The rest of the evening has been pretty quiet., though I admit I am spending a bit too much time on the computer trying to download pics, check FB, and finding running/hiking routes. You would think after last night I would be tired, but I’m not. I think I’ll read more of Ellen’s book. Here is a good quote I just read : “It makes a big difference in your life to stay positive. I am positive of that.” It then goes on with many short, silly sentences with bits of knowledge thrown in. I hope I don’t start thinking in random short sentences again tonight.
Just got back from my placement at Step Up Center. The kids were GREAT and I was surprised at how much some of the 5 year olds know, though there was quite a difference between some. Fist they sang (in English) and then did some letters, sounds, and even short words. I helped a few with some writing, before others went askew. I did what I could to keep them occupied. Then Hussein came back and we sang some more songs, tired to rest (pumzika) and then read Little Red Riding Hood and the 3 Little Pigs (not the nicest fairytales).

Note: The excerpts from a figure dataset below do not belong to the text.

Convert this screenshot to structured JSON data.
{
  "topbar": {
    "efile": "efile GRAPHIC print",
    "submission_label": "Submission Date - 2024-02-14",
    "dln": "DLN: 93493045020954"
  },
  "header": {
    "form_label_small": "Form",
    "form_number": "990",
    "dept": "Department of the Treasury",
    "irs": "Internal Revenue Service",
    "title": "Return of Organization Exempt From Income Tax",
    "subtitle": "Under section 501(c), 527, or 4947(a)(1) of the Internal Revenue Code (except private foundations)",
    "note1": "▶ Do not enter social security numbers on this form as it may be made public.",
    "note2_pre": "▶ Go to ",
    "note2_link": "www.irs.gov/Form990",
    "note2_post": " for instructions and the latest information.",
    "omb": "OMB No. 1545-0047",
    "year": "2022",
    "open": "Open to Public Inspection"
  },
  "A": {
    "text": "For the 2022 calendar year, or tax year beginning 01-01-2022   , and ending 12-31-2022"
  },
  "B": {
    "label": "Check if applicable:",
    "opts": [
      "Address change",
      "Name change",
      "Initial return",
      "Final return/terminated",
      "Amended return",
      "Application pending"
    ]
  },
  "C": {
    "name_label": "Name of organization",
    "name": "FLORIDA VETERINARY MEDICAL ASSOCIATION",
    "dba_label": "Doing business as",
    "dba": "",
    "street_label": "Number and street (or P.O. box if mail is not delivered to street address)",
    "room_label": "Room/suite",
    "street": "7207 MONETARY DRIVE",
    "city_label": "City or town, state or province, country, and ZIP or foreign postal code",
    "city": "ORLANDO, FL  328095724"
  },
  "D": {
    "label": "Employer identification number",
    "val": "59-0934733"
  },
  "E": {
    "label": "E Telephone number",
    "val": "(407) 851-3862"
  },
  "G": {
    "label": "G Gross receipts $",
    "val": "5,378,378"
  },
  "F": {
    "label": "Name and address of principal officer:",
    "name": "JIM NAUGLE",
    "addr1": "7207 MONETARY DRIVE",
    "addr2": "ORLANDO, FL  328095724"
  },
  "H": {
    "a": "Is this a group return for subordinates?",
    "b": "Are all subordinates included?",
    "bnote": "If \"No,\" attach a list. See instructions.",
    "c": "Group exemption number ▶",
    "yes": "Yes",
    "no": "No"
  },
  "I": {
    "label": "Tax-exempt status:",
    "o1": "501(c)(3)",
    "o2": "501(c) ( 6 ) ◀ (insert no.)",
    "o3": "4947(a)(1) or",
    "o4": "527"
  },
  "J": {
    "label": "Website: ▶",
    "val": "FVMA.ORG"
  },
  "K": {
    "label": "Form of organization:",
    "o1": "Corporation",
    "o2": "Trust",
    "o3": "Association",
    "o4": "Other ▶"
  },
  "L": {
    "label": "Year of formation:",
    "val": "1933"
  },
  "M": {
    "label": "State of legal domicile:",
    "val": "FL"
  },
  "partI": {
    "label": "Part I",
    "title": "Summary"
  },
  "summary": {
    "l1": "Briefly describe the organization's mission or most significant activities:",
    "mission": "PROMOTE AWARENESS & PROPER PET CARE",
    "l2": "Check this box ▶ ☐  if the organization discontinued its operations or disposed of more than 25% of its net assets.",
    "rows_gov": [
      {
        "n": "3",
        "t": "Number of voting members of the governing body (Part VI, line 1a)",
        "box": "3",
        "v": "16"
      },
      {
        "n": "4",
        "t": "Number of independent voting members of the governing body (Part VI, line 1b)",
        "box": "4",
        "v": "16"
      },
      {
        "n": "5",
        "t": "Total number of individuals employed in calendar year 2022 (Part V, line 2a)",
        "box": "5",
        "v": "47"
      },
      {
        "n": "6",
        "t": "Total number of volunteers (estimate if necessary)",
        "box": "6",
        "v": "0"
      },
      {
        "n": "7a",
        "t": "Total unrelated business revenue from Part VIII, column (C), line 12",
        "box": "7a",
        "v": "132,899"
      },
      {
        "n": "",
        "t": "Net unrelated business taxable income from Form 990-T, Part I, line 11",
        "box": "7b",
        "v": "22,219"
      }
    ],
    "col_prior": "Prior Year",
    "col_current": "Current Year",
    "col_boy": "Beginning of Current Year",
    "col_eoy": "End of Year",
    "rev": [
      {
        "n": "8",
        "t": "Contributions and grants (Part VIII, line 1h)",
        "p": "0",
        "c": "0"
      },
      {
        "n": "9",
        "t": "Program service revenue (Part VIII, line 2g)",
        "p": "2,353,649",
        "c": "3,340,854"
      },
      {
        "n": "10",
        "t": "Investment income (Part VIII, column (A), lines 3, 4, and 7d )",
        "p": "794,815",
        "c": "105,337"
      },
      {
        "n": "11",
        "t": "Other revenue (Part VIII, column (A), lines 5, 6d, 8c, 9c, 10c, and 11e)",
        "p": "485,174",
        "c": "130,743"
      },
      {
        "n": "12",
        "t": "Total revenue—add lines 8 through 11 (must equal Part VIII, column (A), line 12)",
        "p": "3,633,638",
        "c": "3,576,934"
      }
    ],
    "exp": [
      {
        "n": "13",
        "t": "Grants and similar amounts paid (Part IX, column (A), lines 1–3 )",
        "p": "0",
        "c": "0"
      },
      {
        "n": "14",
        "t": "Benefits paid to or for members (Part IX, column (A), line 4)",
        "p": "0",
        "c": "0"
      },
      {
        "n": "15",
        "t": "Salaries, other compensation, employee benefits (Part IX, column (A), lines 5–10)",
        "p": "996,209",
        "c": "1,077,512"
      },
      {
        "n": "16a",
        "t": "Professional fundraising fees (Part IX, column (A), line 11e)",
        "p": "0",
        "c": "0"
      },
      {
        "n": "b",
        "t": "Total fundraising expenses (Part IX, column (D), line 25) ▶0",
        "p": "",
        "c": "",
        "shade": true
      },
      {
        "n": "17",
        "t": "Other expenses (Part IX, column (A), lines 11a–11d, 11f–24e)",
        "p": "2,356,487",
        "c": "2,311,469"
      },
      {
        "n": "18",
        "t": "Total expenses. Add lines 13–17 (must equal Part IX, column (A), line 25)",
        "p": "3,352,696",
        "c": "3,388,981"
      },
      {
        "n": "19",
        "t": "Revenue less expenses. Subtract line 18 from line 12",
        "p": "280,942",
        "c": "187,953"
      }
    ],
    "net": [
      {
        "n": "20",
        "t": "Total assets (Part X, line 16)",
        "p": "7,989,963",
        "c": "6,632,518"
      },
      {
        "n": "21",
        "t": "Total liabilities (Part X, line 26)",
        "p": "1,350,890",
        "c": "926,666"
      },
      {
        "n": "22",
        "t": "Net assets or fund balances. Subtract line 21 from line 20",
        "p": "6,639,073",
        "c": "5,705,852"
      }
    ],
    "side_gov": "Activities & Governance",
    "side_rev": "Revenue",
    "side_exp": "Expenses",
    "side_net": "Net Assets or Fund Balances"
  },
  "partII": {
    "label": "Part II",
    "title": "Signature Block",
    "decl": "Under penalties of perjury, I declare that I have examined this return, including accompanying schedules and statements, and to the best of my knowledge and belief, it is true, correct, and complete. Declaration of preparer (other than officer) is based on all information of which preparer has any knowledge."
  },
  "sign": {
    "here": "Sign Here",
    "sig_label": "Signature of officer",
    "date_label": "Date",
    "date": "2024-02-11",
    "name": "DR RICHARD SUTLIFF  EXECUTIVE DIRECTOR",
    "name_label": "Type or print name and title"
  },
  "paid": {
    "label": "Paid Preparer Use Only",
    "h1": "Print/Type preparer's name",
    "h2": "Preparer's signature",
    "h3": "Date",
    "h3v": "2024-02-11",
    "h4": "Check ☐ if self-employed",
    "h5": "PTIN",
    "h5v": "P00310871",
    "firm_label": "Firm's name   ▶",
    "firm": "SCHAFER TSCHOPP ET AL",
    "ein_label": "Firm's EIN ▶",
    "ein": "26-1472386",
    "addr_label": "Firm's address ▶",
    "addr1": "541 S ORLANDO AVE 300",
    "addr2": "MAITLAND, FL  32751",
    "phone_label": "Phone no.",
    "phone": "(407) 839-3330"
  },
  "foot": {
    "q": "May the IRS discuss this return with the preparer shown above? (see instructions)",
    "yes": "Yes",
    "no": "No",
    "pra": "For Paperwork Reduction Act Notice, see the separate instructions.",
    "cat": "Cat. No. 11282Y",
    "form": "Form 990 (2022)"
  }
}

I read in English and Hussein repeated in Swahili. After that they had their porridge and it was time to go.
The kids were soooooooooooo cute and friendly! I really loved being with them. I guess my placement is quite a bit more structured and (thankfully) uses much less corporal punishment (some yelling and hitting with a pen or stick). I’m still a little nervous and trying to find my place there. I’d really like to get some good activities, it is just a little tough. I just hope I’m useful, but I’m sure it will get better in a few days.
(more from 1/10/12)
I finally got in a short run this morning (I was tight!) I left around 6:15, after the chorus of roosters and birds. Soon, there was already many people on the dirt road- children going to school and people carrying buckets for water (I was def. acting my part as a mzungo! Or, crazy white person).
During our Swahili lesson, I was getting pretty frustrated. Making my own sentences was tough and many of the other volunteers were picking it up a bit quicker than me…but, Hakuna Matata! On the other hand, I really enjoyed the speaker from the health clinic, who talked about the top 10 diseases and what is being done in Tanzania.